28 Ottobre 2014

Laudato si’ per sorella morte…

Vedendo tanta gente aggirarsi mesta tra le lapidi, penso sia cosa buona che almeno una volta all'anno nessuno si vergogni di frequentare la morte. Che almeno una volta all'anno ci permettiamo di essere noi stessi, nella bellezza della nostra fragilità.

Morte! Gridiamola subito questa parolaccia, incubo dei nostri sogni, scogliera contro cui si infrangono inesorabilmente le onde dei nostri deliri di onnipotenza. Strano tempo il nostro! I morti ci entrano in casa a frotte a ogni tiggì: a causa della guerra, della stupidità delle bombe intelligenti, dell’incapacità di percorrere i sentieri dell’ascolto reciproco e del perdono, del bisogno di venderle pur a qualcuno le tante armi che produciamo, della paura che abbiamo di chi è diverso da noi, della presunzione che il dio di turno è dalla nostra parte (ma allora chi c’è dall’altra?). Per qualcuno, perché si sente la vocazione di portare l’ordine – il suo ordine – a chi non ce l’ha, soprattutto se questi ha però un po’ di petrolio. Per qualcun altro, per la disperazione e per la fame. Per gli uni e per gli altri, perché accecati dall’odio. Per molti, bestemmiatori, perché Dio lo vuole, e perciò tutto quadra e il conto torna. Tanti morti, ridotti però a effetti collaterali, incidenti di percorso, scotto da pagare per l’avanzare dell’ordine mondiale, cifre anonime per i bollettini quotidiani. Tanti morti, eppure può ormai capitare a molti di noi di non averne mai visto uno dal vero. Sono «morti virtuali» come quelli dei nostri ragazzi alle prese coi loro videogiochi, dove ammazzarne il più possibile è in vista del game over finale.



Ormai ce ne andiamo in punta di piedi, senza disturbare più nessuno, quasi vergognandocene. Si muore all’ospedale o in casa di ricovero, dove ad altri spetterà ricomporre la salma, e all’agenzia delle pompe funebri provvedere a tutto, persino a contattare il parroco per la celebrazione del funerale. Tanti morti, per non vederne davvero nessuno. Per non pensarci. Ma la morte non è la nota in calce della nostra vita, lì dove si nasconde la fregatura! Non capita quando l’arsenale dei nostri anni è ormai esaurito, quando ci ritroviamo senza più adesso, ma anche senza più ancora! Non moriamo perché non troviamo più nel nostro copione che cosa viene dopo. Come se la vita fosse a noleggio, e prima o poi ci tocchi inevitabilmente restituirla! Sembriamo tanti dead man walking, morti viventi, che si presenteranno alfine all’incontro con la signora con la falce già defunti. Non può essere così!

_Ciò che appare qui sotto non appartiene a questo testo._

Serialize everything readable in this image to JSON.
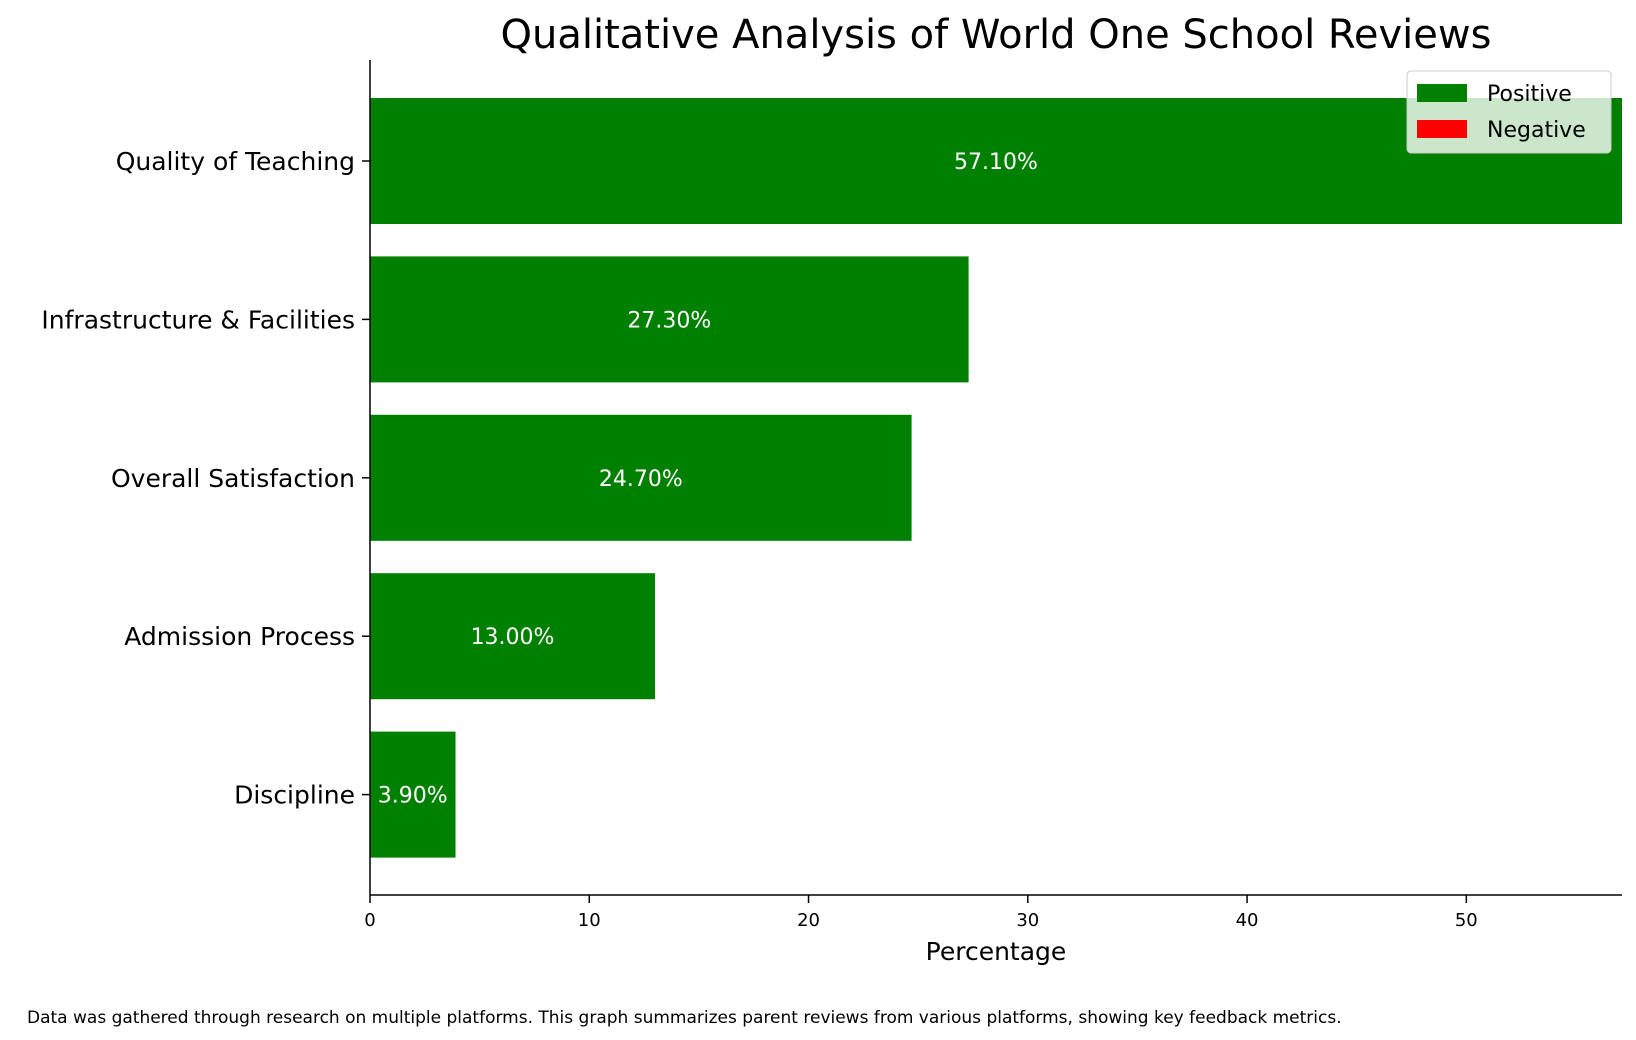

Sono solo nella mia stanza, in questo autunno già in sospetto di inverno, reduce da una passeggiata montana. Un piccolo cimitero mi ha guardato a lungo. Era brulicante come un formicaio appena disturbato. So che è novembre, il mese tradizionalmente dedicato alla visita a tombe di parenti e amici defunti. Vedendo tanta gente aggirarsi mesta tra le lapidi, mi viene da pensare che è buono che almeno una volta all’anno nessuno si vergogni di frequentare la morte. Almeno una volta all’anno ci permettiamo di essere noi stessi, nella bellezza della nostra fragilità. Senza vergognarcene, perché ci rispecchiamo gli uni nelle lacrime degli altri. Per un attimo non ci sentiamo più clienti della banca della fortuna, ma un gemito dell’eternità. Non «inquilini di un labile racconto» (Daria Menicanti), magari pure rancorosi con il correttore di bozze per il lavoro non proprio eccellente eseguito, ma esseri bagnati di luce, della luce della risurrezione di Cristo. Che niente e nessuno riuscirà mai a spegnere: qui finisce la strada, ma qui continua...



Questa è la speranza della nostra fede, fondata sulla verità dell’amore di Dio e sulla verità di noi stessi. Vita e morte non sono banalmente due fasi successive l’una all’altra, e la seconda non è nemmeno un accidentale difetto di fabbrica o un incidente di percorso. Imparare a morire, è imparare a vivere. E imparare a vivere, è imparare a morire. Per l’una e per l’altra, è imparare con Cristo a donarsi: prima del «da farsi» c’è il «da darsi». Sorella morte, almeno lei se non ci riesce la vita, ce lo insegni.